Debería haber traído alguna otra cosa.
—¿Querés mi campera? — la voz de Alex me interrumpió.
Le sonreí. —Si me la das ahora, no la volvés a ver.
—Olvida que la ofrecí.
Me reí tan súbitamente que dos ancianas sentadas en una banca no muy lejos se voltearon a verme.
Me acerqué a Alex. Mis piernas descansan sobre las suyas, y me recuesto contra él abrazando su brazo, cubierto por una campera gris de tela gruesa.
—Ya es octubre, ¿Estás preparándote para los exámenes finales?
No me respondió.
—¿Alex?
Él bufó. —Ya sabes que no, deja de preguntar.
—¿Querés ayuda con eso? — insistí. — Puedo ayudarte a estudiar, podemos vernos para eso, o...
—Tatiana. — se volteó a verme. —No hace falta, si quisiera hacerlo no necesitaría ayuda.
Suspiré. —Sos testarudo, ¿Sabías?
Su pecho vibró mientras ríe. —Vos también.
Me separé de él, soltando su brazo. Un niño se ríe no muy lejos, el cielo es azul y sin nubes, un hombre vende algodón de azúcar en la entrada del parque, visible desde nuestro lugar.
Estiré mis brazos, mi hombro derecho resonó, y no pude evitar llevar rápidamente mi mano hacia él, pero no antes de que Alex acercara su propia mano a mi barriga.

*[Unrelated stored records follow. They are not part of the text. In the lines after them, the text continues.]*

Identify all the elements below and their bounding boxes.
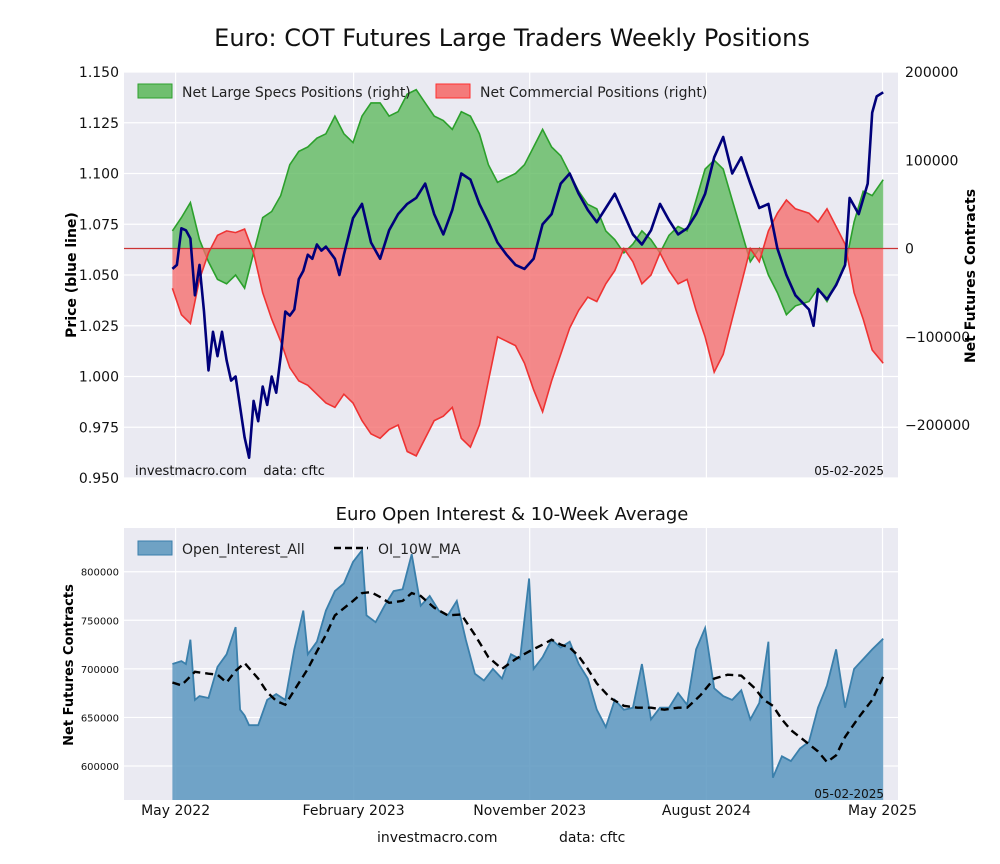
legend-swatch-open-interest (137, 540, 173, 556)
oi-tick-label-1: 750000 (81, 616, 119, 627)
figure-title: Euro: COT Futures Large Traders Weekly P… (214, 24, 810, 52)
positions-source-note: investmacro.com data: cftc (135, 464, 325, 479)
price-line (171, 91, 884, 459)
date-axis-ticks: May 2022 February 2023 November 2023 August… (141, 803, 917, 819)
legend-label-open-interest: Open_Interest_All (182, 542, 305, 558)
net-large-specs-area (172, 89, 884, 315)
oi-tick-label-4: 600000 (81, 762, 119, 773)
net-contracts-tick-label-4: −200000 (905, 418, 970, 434)
price-axis-label: Price (blue line) (64, 212, 80, 338)
price-line-group (171, 91, 884, 459)
date-tick-label-2: November 2023 (473, 803, 586, 819)
legend-swatch-specs (137, 83, 173, 99)
positions-panel: 1.150 1.125 1.100 1.075 1.050 1.025 1.000 0.975… (64, 65, 979, 487)
net-contracts-axis-label: Net Futures Contracts (963, 189, 979, 363)
positions-date-note: 05-02-2025 (814, 464, 884, 478)
open-interest-series (172, 547, 885, 800)
legend-label-ma: OI_10W_MA (378, 542, 461, 558)
open-interest-edge (172, 547, 884, 779)
oi-tick-label-0: 800000 (81, 568, 119, 579)
open-interest-date-note: 05-02-2025 (814, 787, 884, 801)
price-axis-ticks: 1.150 1.125 1.100 1.075 1.050 1.025 1.000 0.975… (79, 65, 119, 487)
price-tick-label-7: 0.975 (79, 420, 119, 436)
date-tick-label-4: May 2025 (848, 803, 917, 819)
price-tick-label-8: 0.950 (79, 471, 119, 487)
positions-areas (171, 88, 884, 457)
legend-swatch-commercial (435, 83, 471, 99)
net-commercial-area-edge (171, 198, 884, 457)
net-contracts-tick-label-0: 200000 (905, 65, 958, 81)
net-contracts-tick-label-1: 100000 (905, 153, 958, 169)
price-tick-label-0: 1.150 (79, 65, 119, 81)
open-interest-legend: Open_Interest_All OI_10W_MA (137, 540, 461, 558)
open-interest-title: Euro Open Interest & 10-Week Average (336, 504, 689, 525)
oi-10w-ma-line (172, 590, 885, 764)
oi-tick-label-2: 700000 (81, 665, 119, 676)
open-interest-axis-label: Net Futures Contracts (62, 584, 77, 746)
price-tick-label-5: 1.025 (79, 319, 119, 335)
price-tick-label-4: 1.050 (79, 268, 119, 284)
price-tick-label-2: 1.100 (79, 167, 119, 183)
legend-label-specs: Net Large Specs Positions (right) (182, 85, 411, 101)
net-commercial-area (172, 200, 884, 456)
price-tick-label-6: 1.000 (79, 370, 119, 386)
date-tick-label-1: February 2023 (303, 803, 405, 819)
price-tick-label-1: 1.125 (79, 116, 119, 132)
footer-data: data: cftc (559, 830, 625, 846)
positions-legend: Net Large Specs Positions (right) Net Co… (137, 83, 707, 101)
net-contracts-tick-label-2: 0 (905, 242, 914, 258)
date-tick-label-3: August 2024 (662, 803, 751, 819)
open-interest-axis-ticks: 800000 750000 700000 650000 600000 (81, 568, 119, 773)
oi-tick-label-3: 650000 (81, 713, 119, 724)
net-contracts-axis-ticks: 200000 100000 0 −100000 −200000 (905, 65, 970, 434)
price-tick-label-3: 1.075 (79, 217, 119, 233)
open-interest-area (172, 550, 884, 800)
legend-label-commercial: Net Commercial Positions (right) (480, 85, 707, 101)
date-tick-label-0: May 2022 (141, 803, 210, 819)
net-contracts-tick-label-3: −100000 (905, 330, 970, 346)
open-interest-panel: Euro Open Interest & 10-Week Average 800… (62, 504, 917, 819)
footer-site: investmacro.com (377, 830, 497, 846)
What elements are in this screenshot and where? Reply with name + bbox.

Su mano está helada, y un pequeño gritito deja mis labios cuando su piel toca la mía. Se alejó con rapidez mientras llevo mis propias manos al mismo lugar.
—¿Tengo algo?
Comencé a revisar con cuidado, pero él negó. —Ah, no, es sólo... No importa, olvídalo.
Fruncí el ceño y seguí revisando la zona en la cual su mano había estado. Luego de varios segundos, un poco por debajo de la cintura de mis pantalones, encuentro una conocida cicatriz apenas visible.
Devolví la ropa a su lugar. —Es una marca de nacimiento.
—¿Qué cosa?
Me reí. —Lo que viste, es una marca de nacimiento.
Me sonrió. —¿Puedo verla?
Detuve mis movimientos por un breve segundo, considerándolo. Mis manos sujetan con fuerza la tela de mis jeans, el viento mueve mi cabello con suavidad. A lo lejos, el niño que jugaba cerca desde que llegamos se aleja de la mano de sus padres. El hombre que antes jugaba con el perro ahora descansa a la sombra de un árbol, el animal recostado a su lado, exhausto.
La mano de Alex encuentra la mía, fría como siempre. Su piel es suave, y hace cosquillas mientras acaricia mis nudillos.
Quiero sostener su mano con fuerza, jugar con sus dedos, memorizar cada detalle de ella.
En su lugar, la suelto y enderezo mi espalda, bajando un poco la cintura de mi pantalón y dejando a la vista la pequeña cicatriz triangular y rosada que cubre mi piel.
Alex no tardó en acercar su mano, pero su piel nunca tocó la mia.
Por varios segundos, no me dijo nada. Mi mano juega con el borde de mi camiseta blanca.
—Tatiana... — su voz es suave, apenas un murmullo. — Tatiana, eso no es una marca de nacimiento, eso es una quemadura.
Solté el borde de mi camiseta con cuidado y alcé mis piernas, las abracé y recosté la barbilla sobre mis rodillas.